Gudangberita.co.id, Jakarta– PT Telkom Indonesia (Persero) Tbk (Telkom) semakin mempercepat transformasi digital di Indonesia dengan menghadirkan solusi berbasis Artificial Intelligence (AI). Langkah ini sejalan dengan misi pemerintahan Asta Cita guna mewujudkan visi Indonesia Emas 2045.
Pasar AI Indonesia Diprediksi Capai USD 4,03 Miliar pada 2030
Berdasarkan riset dari Statista, Precedence Research, dan Gartner, pasar AI global diproyeksikan tumbuh dengan CAGR sebesar 20-24% hingga tahun 2032. Sementara itu, nilai pasar AI di Indonesia diperkirakan mencapai USD 4,03 miliar pada tahun 2030.

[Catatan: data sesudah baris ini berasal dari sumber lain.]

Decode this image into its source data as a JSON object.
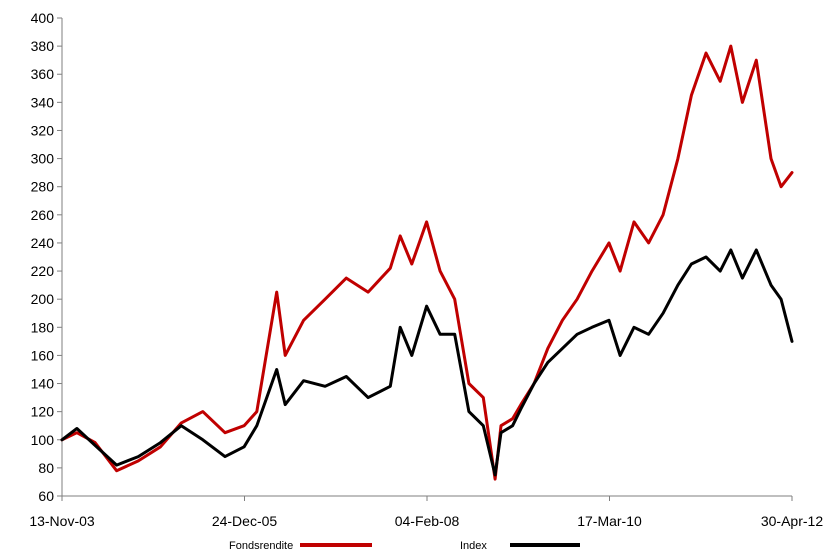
{
  "chart_data": {
    "type": "line",
    "title": "",
    "xlabel": "",
    "ylabel": "",
    "ylim": [
      60,
      400
    ],
    "yticks": [
      60,
      80,
      100,
      120,
      140,
      160,
      180,
      200,
      220,
      240,
      260,
      280,
      300,
      320,
      340,
      360,
      380,
      400
    ],
    "xtick_labels": [
      "13-Nov-03",
      "24-Dec-05",
      "04-Feb-08",
      "17-Mar-10",
      "30-Apr-12"
    ],
    "xlim": [
      "2003-11-13",
      "2012-04-30"
    ],
    "x": [
      "2003-11-13",
      "2004-01-15",
      "2004-04-01",
      "2004-07-01",
      "2004-10-01",
      "2005-01-03",
      "2005-04-01",
      "2005-07-01",
      "2005-10-03",
      "2005-12-23",
      "2006-02-15",
      "2006-05-10",
      "2006-06-15",
      "2006-09-01",
      "2006-12-01",
      "2007-03-01",
      "2007-06-01",
      "2007-09-03",
      "2007-10-15",
      "2007-12-03",
      "2008-02-04",
      "2008-04-01",
      "2008-06-02",
      "2008-08-01",
      "2008-10-01",
      "2008-11-20",
      "2008-12-15",
      "2009-02-02",
      "2009-03-09",
      "2009-05-04",
      "2009-07-01",
      "2009-09-01",
      "2009-11-02",
      "2010-01-04",
      "2010-03-17",
      "2010-05-03",
      "2010-07-01",
      "2010-09-01",
      "2010-11-01",
      "2011-01-03",
      "2011-03-01",
      "2011-05-02",
      "2011-07-01",
      "2011-08-15",
      "2011-10-03",
      "2011-12-01",
      "2012-02-01",
      "2012-03-15",
      "2012-04-30"
    ],
    "series": [
      {
        "name": "Fondsrendite",
        "color": "#c00000",
        "values": [
          100,
          105,
          98,
          78,
          85,
          95,
          112,
          120,
          105,
          110,
          120,
          205,
          160,
          185,
          200,
          215,
          205,
          222,
          245,
          225,
          255,
          220,
          200,
          140,
          130,
          72,
          110,
          115,
          125,
          140,
          165,
          185,
          200,
          220,
          240,
          220,
          255,
          240,
          260,
          300,
          345,
          375,
          355,
          380,
          340,
          370,
          300,
          280,
          290
        ]
      },
      {
        "name": "Index",
        "color": "#000000",
        "values": [
          100,
          108,
          96,
          82,
          88,
          98,
          110,
          100,
          88,
          95,
          110,
          150,
          125,
          142,
          138,
          145,
          130,
          138,
          180,
          160,
          195,
          175,
          175,
          120,
          110,
          75,
          105,
          110,
          122,
          140,
          155,
          165,
          175,
          180,
          185,
          160,
          180,
          175,
          190,
          210,
          225,
          230,
          220,
          235,
          215,
          235,
          210,
          200,
          170
        ]
      }
    ],
    "legend": {
      "placement": "bottom-center",
      "entries": [
        "Fondsrendite",
        "Index"
      ]
    },
    "grid": false
  }
}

Menanggapi tren ini, pemerintah telah meluncurkan Strategi Nasional AI 2020-2045 untuk membangun ekosistem AI yang berkelanjutan. Sebagai perusahaan telekomunikasi terbesar di Indonesia, Telkom terus memperkuat ekosistem digitalnya dengan mengembangkan solusi AI yang mencakup analitik data, kecerdasan buatan, dan otomatisasi bisnis.
Inovasi AI Telkom: Meningkatkan Efisiensi dan Mendorong Ekonomi Digital
Direktur Digital Business Telkom, Muhamad Fajrin Rasyid, menyatakan bahwa AI bukan sekadar teknologi, tetapi merupakan enabler utama dalam membangun ekosistem digital yang lebih maju.
“Kami terus mengembangkan inovasi digital yang memberikan dampak nyata bagi masyarakat dan perekonomian Indonesia, salah satunya melalui pengembangan AI,” ungkap Fajrin.